“Where are you kids off to?”
“We’re going over to the O’Reagan’s” I shouted as I headed for my bike.
“We’re gonna jol arlies!” my brother shouted as his bike swung into the road. (Translation: We’re gonna play marbles!)
“Listen for my whistle!” That was how we knew when it was time to head for home. We could be a whole block away but as soon as we heard my Mother’s clear whistle echoing over the roof tops that meant one thing – home! My brother and I both knew how to whistle back and we would whistle, mutter: “Damn it!” and head for home.
The O’Reagan’s lived four houses away and they had a great garden. Countless afternoons were spent playing marbles and cricket there. I wasn’t much good at cricket and grew sick of fielding that damned ball from every bush in sight. But I was ace at marbles! My legs would be open in a vee and a pile of ten marbles would have been expertly built in this conical structure in the front. “Shymapadda ten man!” I would call out, “C’mon, any takers? Nikkie anything under the sun.” That was a way of ensuring that everyone stood at the correct distance and there was no cheating! I was great at marbles but my brother, Patch, was inevitably in a class of his own. I managed to rake in only four marbles before his marble smashed into my conical ten with an accuracy and ease that was startling.
“Ohhh man,” I muttered handing the ten marbles over to him.
I look back at my childhood memories and I smile. Our childhood was filled with expeditions with the neighbourhood kids: on our bikes into the veld; building a fort in a old sewage pipe; playing tok-tokkie; games of cricket on the front lawn; roller skating up and down the road sans helmet and knee pads. We had such fun together.
I now live in a street in George that would have been a perfect playground for us children of forty-four years ago. Today, where are the bicycles? Where are the laughing, chattering, bantering groups of children? Nowhere in sight. Today’s children seem to have a different mind set.

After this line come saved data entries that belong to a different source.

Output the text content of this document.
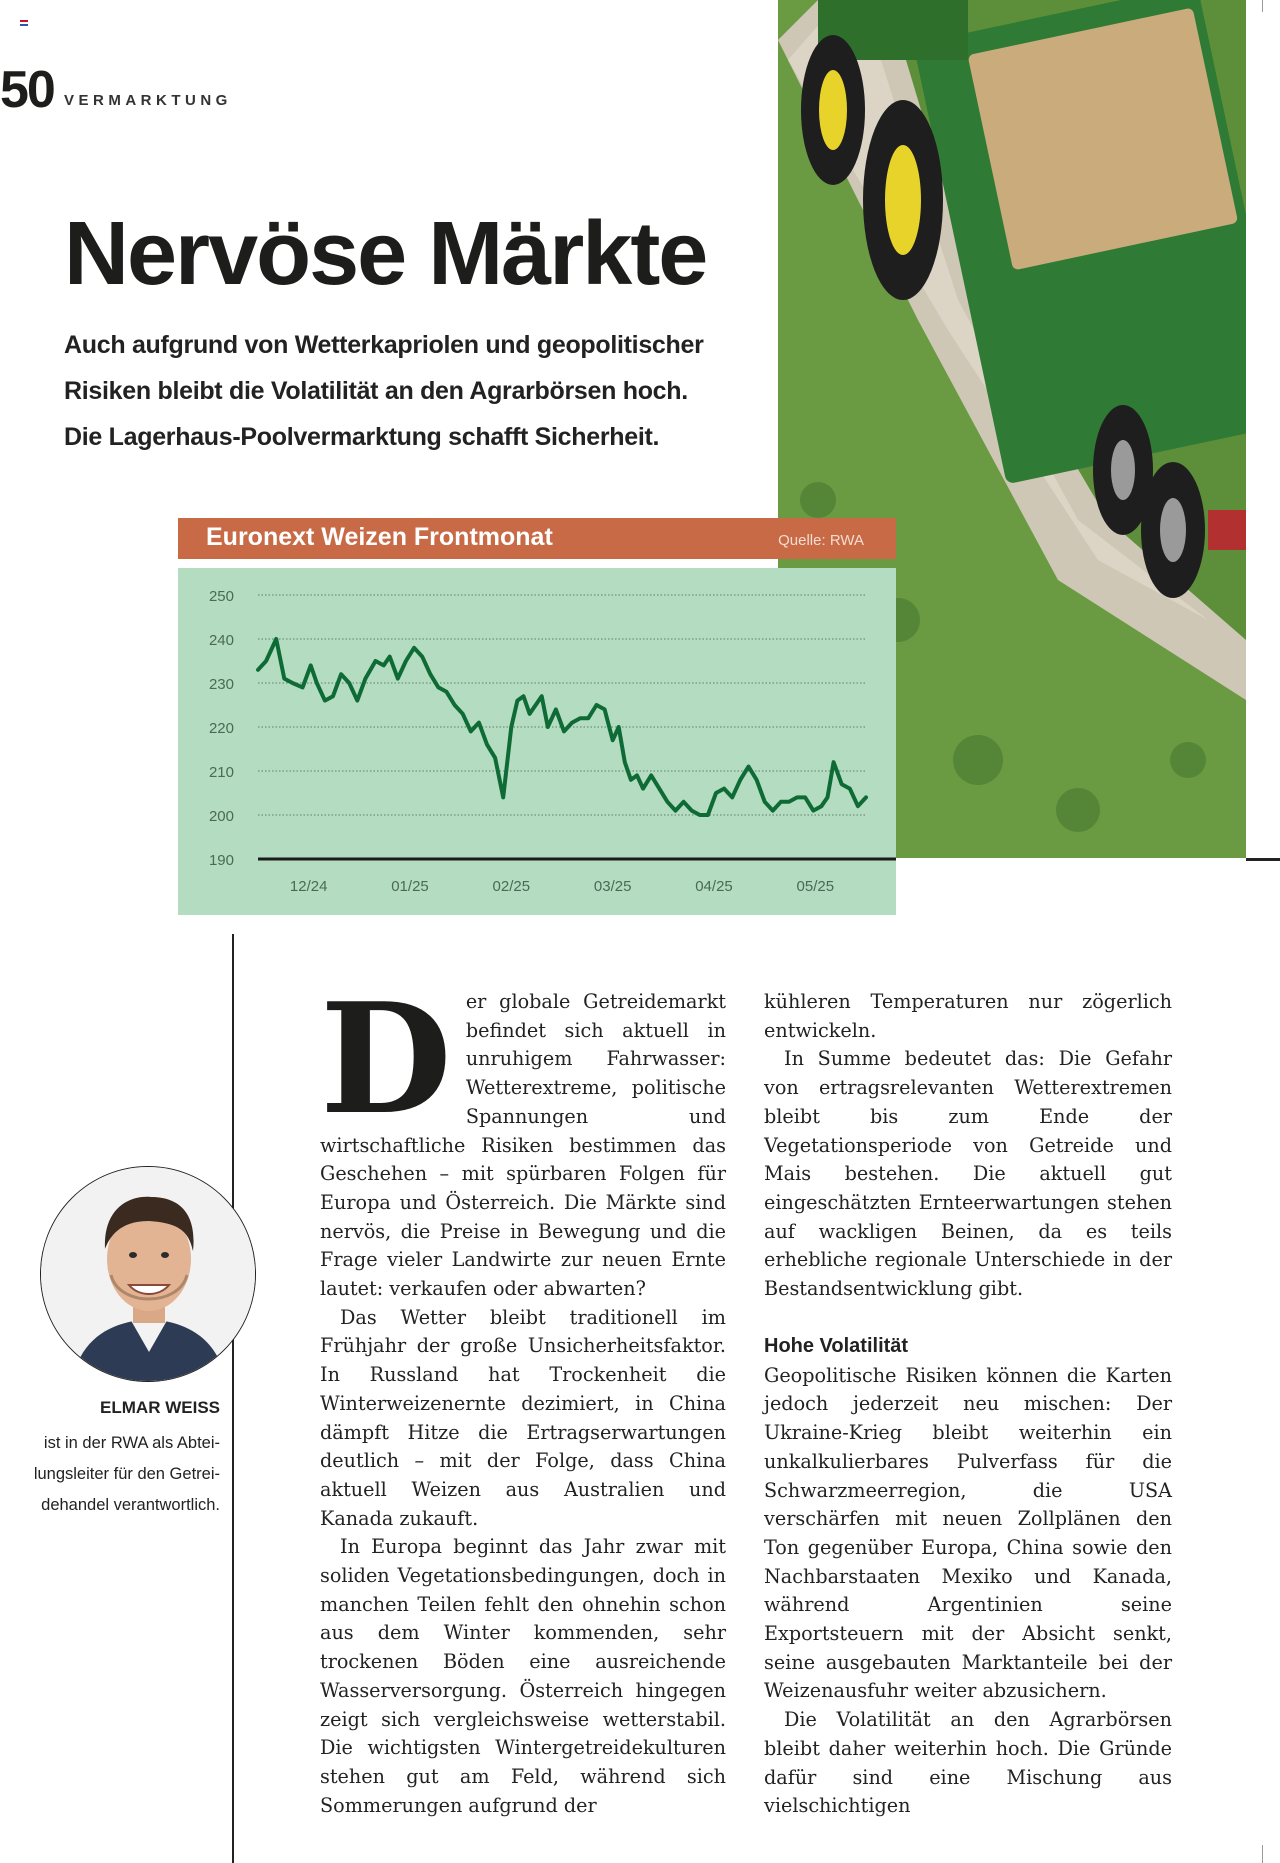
50 VERMARKTUNG
Nervöse Märkte
Auch aufgrund von Wetterkapriolen und geopolitischer
Risiken bleibt die Volatilität an den Agrarbörsen hoch.
Die Lagerhaus-Poolvermarktung schafft Sicherheit.
Euronext Weizen Frontmonat	Quelle: RWA
250
240
230
220
210
200
190
12/24	01/25	02/25	03/25	04/25	05/25
ELMAR WEISS
ist in der RWA als Abtei-
lungsleiter für den Getrei-
dehandel verantwortlich.
D er globale Getreidemarkt befindet sich aktuell in unruhigem Fahrwasser: Wetterextreme, politische Spannungen und wirtschaftliche Risiken bestimmen das Geschehen – mit spürbaren Folgen für Europa und Österreich. Die Märkte sind nervös, die Preise in Bewegung und die Frage vieler Landwirte zur neuen Ernte lautet: verkaufen oder abwarten?

Das Wetter bleibt traditionell im Frühjahr der große Unsicherheitsfaktor. In Russland hat Trockenheit die Winterweizenernte dezimiert, in China dämpft Hitze die Ertragserwartungen deutlich – mit der Folge, dass China aktuell Weizen aus Australien und Kanada zukauft.

In Europa beginnt das Jahr zwar mit soliden Vegetationsbedingungen, doch in manchen Teilen fehlt den ohnehin schon aus dem Winter kommenden, sehr trockenen Böden eine ausreichende Wasserversorgung. Österreich hingegen zeigt sich vergleichsweise wetterstabil. Die wichtigsten Wintergetreidekulturen stehen gut am Feld, während sich Sommerungen aufgrund der

kühleren Temperaturen nur zögerlich entwickeln.

In Summe bedeutet das: Die Gefahr von ertragsrelevanten Wetterextremen bleibt bis zum Ende der Vegetationsperiode von Getreide und Mais bestehen. Die aktuell gut eingeschätzten Ernteerwartungen stehen auf wackligen Beinen, da es teils erhebliche regionale Unterschiede in der Bestandsentwicklung gibt.

Hohe Volatilität

Geopolitische Risiken können die Karten jedoch jederzeit neu mischen: Der Ukraine-Krieg bleibt weiterhin ein unkalkulierbares Pulverfass für die Schwarzmeerregion, die USA verschärfen mit neuen Zollplänen den Ton gegenüber Europa, China sowie den Nachbarstaaten Mexiko und Kanada, während Argentinien seine Exportsteuern mit der Absicht senkt, seine ausgebauten Marktanteile bei der Weizenausfuhr weiter abzusichern.

Die Volatilität an den Agrarbörsen bleibt daher weiterhin hoch. Die Gründe dafür sind eine Mischung aus vielschichtigen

Children don’t roam the streets as we used to. As soon as they have a break from their studies, they are on their cell-phones, X-Box or other computer games. I have watched these computer games. They are incredibly violent and blood thirsty. The child will sit there, his eyes glued to the screen as he is sprayed with bullets and he, in turn, kills man after man either through his machine gun or he could change his weapon to an axe or a wieldy knife! For goodness sakes, I too played games inside as a child. But these games seemed more constructive somehow. We played Monopoly which taught us about money, lending, buying properties, cash flow! I really do believe that violence begets violence. Why don’t computer game designers come up with a less horrifying form of entertainment? Oh glory, I sound like a know it all, disagreeable grand-mother, don’t I?
I was sitting at a restaurant the other day. At the table next to me were a couple of teenagers. They were not behaving in the way I would expect a dating couple to behave: shyly making conversation and laughing at one another’s jokes. No, this couple were facing one another but with their eyes glued to their I-Phones while their fingers tapped furiously away in conversation with whoever was on line with them. Great date, huh? Scintillating conversation! Yeah, yeah, yeah…..

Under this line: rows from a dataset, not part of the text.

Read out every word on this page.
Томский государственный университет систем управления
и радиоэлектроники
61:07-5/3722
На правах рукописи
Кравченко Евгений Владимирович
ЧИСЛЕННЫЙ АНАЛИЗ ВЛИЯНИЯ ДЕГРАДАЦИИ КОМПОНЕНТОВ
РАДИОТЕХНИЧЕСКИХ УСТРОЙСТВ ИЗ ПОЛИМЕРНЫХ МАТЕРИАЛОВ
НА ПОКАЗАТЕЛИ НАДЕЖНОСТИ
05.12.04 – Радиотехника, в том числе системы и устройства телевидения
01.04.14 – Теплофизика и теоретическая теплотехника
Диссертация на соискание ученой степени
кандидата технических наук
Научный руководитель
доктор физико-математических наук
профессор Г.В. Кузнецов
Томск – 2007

John Breyault, the vice president of public policy, telecommunications and fraud at the National Consumers League, said:
“Today about 80 percent of teens between 10 and 17 own a cell phone, and about half of those own a smart phone. That’s about twice the rate from just two years ago.”
I am frightened that the youth of today are missing out. They are losing out on the art of conversation. There is the wonderful world of fantasy and imagination that is put into gear when children play with each other. That child spending his free hours glued to his X-Box is interacting with a machine rather than gooning around with friends. The children that I do see on the street walking home from school are all chatting – to their cell phones!
Nowadays most children from the age of ten upwards own a cell phone. We live in South Africa which is a crime infested country. People are mugged and murdered. As a result, children don’t play in the neighbourhood as I used to. Parents drive their children to and from school and take them on play dates. They are only too aware that the cell phones they have given their children to ensure their safety, are prime targets for thieves! Ironic, isn’t it?
In South Africa, children living in locations don’t have this problem. They play outside in the streets without the fear that the middle and upper classes carry with them. The majority of location children don’t own cell phones!
Also, the only muscles that are involved in working a computer game are the muscles in your thumbs! While in England I noticed a preponderance of chubby children. Guaranteed that over there the weather is often not conducive to going outside and exercising. But a large amount of chubbiness comes from sitting in front of a computer screen, a packet of crisps in hand!
I wonder if this a case of simply having to move with the times! Is this similar to how our grandparents thought when television was invented? Don’t get me wrong, I’m all for technology. I am a hearing person as a result of my wonderfully constructed Cochlear Implants. But at the same time, I do wish that the children of today could know the pleasure of running from one neighbour to the other and playing in the road until Mum’ whistle drew them inside for their baths.
But don’t we all long for times that have disappeared?